In 1863, Allard became a member of the Société entomologique de France and voyaged to Algeria, Spain, and Portugal to study Lepidoptera and the regional flora. In 1867, he described the species Kretania martini in Algeria.

After the death of his father, he inherited the family estate and developed the gardens. In 1875, he began to collect oak and conifer trees. He received support from local plant nurseries, and he received seeds and plants from all over the world. In 1885, he dedicated a polyantha rose variant to his father-in-law, named the 'Daniel Lacombe'. By 1907, his arboretum contained 2,000 species, including 250 conifers, 125 oaks, and 1,500 shrubs.

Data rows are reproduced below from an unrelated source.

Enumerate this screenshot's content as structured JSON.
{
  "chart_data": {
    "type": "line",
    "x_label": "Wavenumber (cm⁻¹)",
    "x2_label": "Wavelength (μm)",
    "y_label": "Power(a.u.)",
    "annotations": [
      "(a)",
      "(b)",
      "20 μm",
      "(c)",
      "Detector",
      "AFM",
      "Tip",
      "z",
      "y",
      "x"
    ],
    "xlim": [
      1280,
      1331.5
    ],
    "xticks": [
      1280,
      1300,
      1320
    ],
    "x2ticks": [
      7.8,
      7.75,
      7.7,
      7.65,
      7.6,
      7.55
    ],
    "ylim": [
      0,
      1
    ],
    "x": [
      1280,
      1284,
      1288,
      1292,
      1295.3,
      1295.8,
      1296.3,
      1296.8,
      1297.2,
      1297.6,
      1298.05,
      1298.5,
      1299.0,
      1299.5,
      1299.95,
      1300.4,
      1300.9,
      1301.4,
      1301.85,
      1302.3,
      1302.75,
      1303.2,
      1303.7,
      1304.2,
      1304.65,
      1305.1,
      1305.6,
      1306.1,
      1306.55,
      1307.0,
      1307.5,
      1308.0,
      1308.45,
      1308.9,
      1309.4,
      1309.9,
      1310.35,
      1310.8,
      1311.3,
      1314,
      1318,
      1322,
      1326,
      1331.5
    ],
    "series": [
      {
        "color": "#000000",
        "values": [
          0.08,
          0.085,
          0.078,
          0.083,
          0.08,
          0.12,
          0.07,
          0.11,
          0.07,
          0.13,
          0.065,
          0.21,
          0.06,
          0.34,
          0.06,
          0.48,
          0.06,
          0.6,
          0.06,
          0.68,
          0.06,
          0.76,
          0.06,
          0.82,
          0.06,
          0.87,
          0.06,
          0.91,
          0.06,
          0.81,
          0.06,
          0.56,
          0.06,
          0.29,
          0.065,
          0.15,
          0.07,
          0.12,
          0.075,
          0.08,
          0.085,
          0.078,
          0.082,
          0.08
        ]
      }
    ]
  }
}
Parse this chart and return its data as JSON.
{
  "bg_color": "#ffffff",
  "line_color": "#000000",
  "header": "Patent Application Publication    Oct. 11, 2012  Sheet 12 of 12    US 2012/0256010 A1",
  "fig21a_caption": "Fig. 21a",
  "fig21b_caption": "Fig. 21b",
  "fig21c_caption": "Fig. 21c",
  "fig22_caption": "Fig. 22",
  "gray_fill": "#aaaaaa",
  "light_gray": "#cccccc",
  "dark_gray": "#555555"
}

From 1892 to 1918, Allard served as a member of the city council of Angers. He was placed in charge of the city's gardens, including the redevelopment of the jardin des plantes d'Angers and of the Jardin du Mail. In 1916, Allard donated his arboretum to the Pasteur Institute. He remained as director.

Allard died on 5 January 1918 in Angers. The botanist Louis Blaringhem, his colleague from the Pasteur Institute, succeeded Allard as arboretum director. His property later became the Muséum des sciences naturelles d'Angers.